Title page for ETD etd-04282011-224402


Type of Document Master's Thesis
Author Howard, Eric John
Author's Email Address eric.j.howard@gmail.com
URN etd-04282011-224402
Title Bring the form back to planning: Using urban form characteristics to improve the predictability of transportation mode choice models
Degree Master of Urban and Regional Planning
Department Urban Affairs and Planning
Advisory Committee
Advisor Name Title
Zahm, Diane L. Committee Chair
Dawkins, Casey J. Committee Member
Schweitzer, Lisa A. Committee Member
Keywords
  • Travel Demand Management
  • Mode Choice Models
  • Transportation Planning
Date of Defense 2007-07-17
Availability unrestricted
Abstract
The financial and environmental effects of traffic congestion and automobile-centric air pollution

continue to be problems that must be addressed within the United States. In response, travel

demand management (TDM) has emerged as a potential way to reduce automobile-based travel

in order to minimize these effects. TDM strategies are highly dependent on specific urban form

characteristics such as bicycle lanes, sidewalks, or transit facilities. A current gap exists in the

analytical tools available to transportation planners when evaluating TDM projects. The standard

transportation models do not take into account urban form characteristics in a systematic way.

These characteristics play an import role in an individual’s selection of walking, bicycling, or

transit based travel modes. This gap needs to be filled in order to evaluate TDM projects with

the same decision-making rigor that is applied to road expansion projects.
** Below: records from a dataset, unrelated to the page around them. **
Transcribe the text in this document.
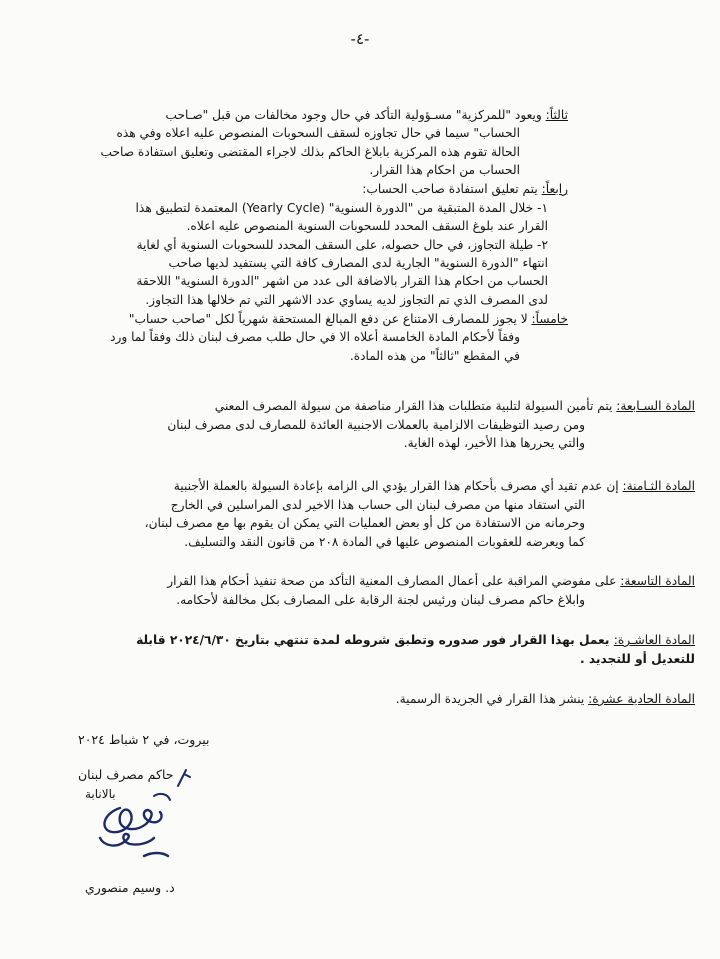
-٤-
ثالثاً: ويعود "للمركزية" مسـؤولية التأكد في حال وجود مخالفات من قبل "صـاحب
الحساب" سيما في حال تجاوزه لسقف السحوبات المنصوص عليه اعلاه وفي هذه
الحالة تقوم هذه المركزية بابلاغ الحاكم بذلك لاجراء المقتضى وتعليق استفادة صاحب
الحساب من احكام هذا القرار.
رابعاً: يتم تعليق استفادة صاحب الحساب:
١- خلال المدة المتبقية من "الدورة السنوية" (Yearly Cycle) المعتمدة لتطبيق هذا
القرار عند بلوغ السقف المحدد للسحوبات السنوية المنصوص عليه اعلاه.
٢- طيلة التجاوز، في حال حصوله، على السقف المحدد للسحوبات السنوية أي لغاية
انتهاء "الدورة السنوية" الجارية لدى المصارف كافة التي يستفيد لديها صاحب
الحساب من احكام هذا القرار بالاضافة الى عدد من اشهر "الدورة السنوية" اللاحقة
لدى المصرف الذي تم التجاوز لديه يساوي عدد الاشهر التي تم خلالها هذا التجاوز.
خامساً: لا يجوز للمصارف الامتناع عن دفع المبالغ المستحقة شهرياً لكل "صاحب حساب"
وفقاً لأحكام المادة الخامسة أعلاه الا في حال طلب مصرف لبنان ذلك وفقاً لما ورد
في المقطع "ثالثاً" من هذه المادة.
المادة السـابعة: يتم تأمين السيولة لتلبية متطلبات هذا القرار مناصفة من سيولة المصرف المعني
ومن رصيد التوظيفات الالزامية بالعملات الاجنبية العائدة للمصارف لدى مصرف لبنان
والتي يحررها هذا الأخير، لهذه الغاية.
المادة الثـامنة: إن عدم تقيد أي مصرف بأحكام هذا القرار يؤدي الى الزامه بإعادة السيولة بالعملة الأجنبية
التي استفاد منها من مصرف لبنان الى حساب هذا الاخير لدى المراسلين في الخارج
وحرمانه من الاستفادة من كل أو بعض العمليات التي يمكن ان يقوم بها مع مصرف لبنان،
كما ويعرضه للعقوبات المنصوص عليها في المادة ٢٠٨ من قانون النقد والتسليف.
المادة التاسعة: على مفوضي المراقبة على أعمال المصارف المعنية التأكد من صحة تنفيذ أحكام هذا القرار
وابلاغ حاكم مصرف لبنان ورئيس لجنة الرقابة على المصارف بكل مخالفة لأحكامه.
المادة العاشـرة: يعمل بهذا القرار فور صدوره وتطبق شروطه لمدة تنتهي بتاريخ ٢٠٢٤/٦/٣٠ قابلة
للتعديل أو للتجديد .
المادة الحادية عشرة: ينشر هذا القرار في الجريدة الرسمية.
بيروت، في ٢ شباط ٢٠٢٤
حاكم مصرف لبنان
بالانابة
د. وسيم منصوري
The purpose of this project is to develop an enhanced transportation mode choice model that

presents a systematic approach for incorporating urban form characteristics. This approach

determines which elements of urban form have the strongest influence on transportation mode

choice behavior. This work is being done in conjunction with the Roanoke Valley Allegany

Metropolitan Planning Organization as a way to evaluate the potential of TDM projects in

promoting non-automobile forms of travel within the Roanoke region. This approach to

developing an enhanced transportation mode choice model is a step forward in address the gap

between TDM strategies and the tools needed to evaluate them.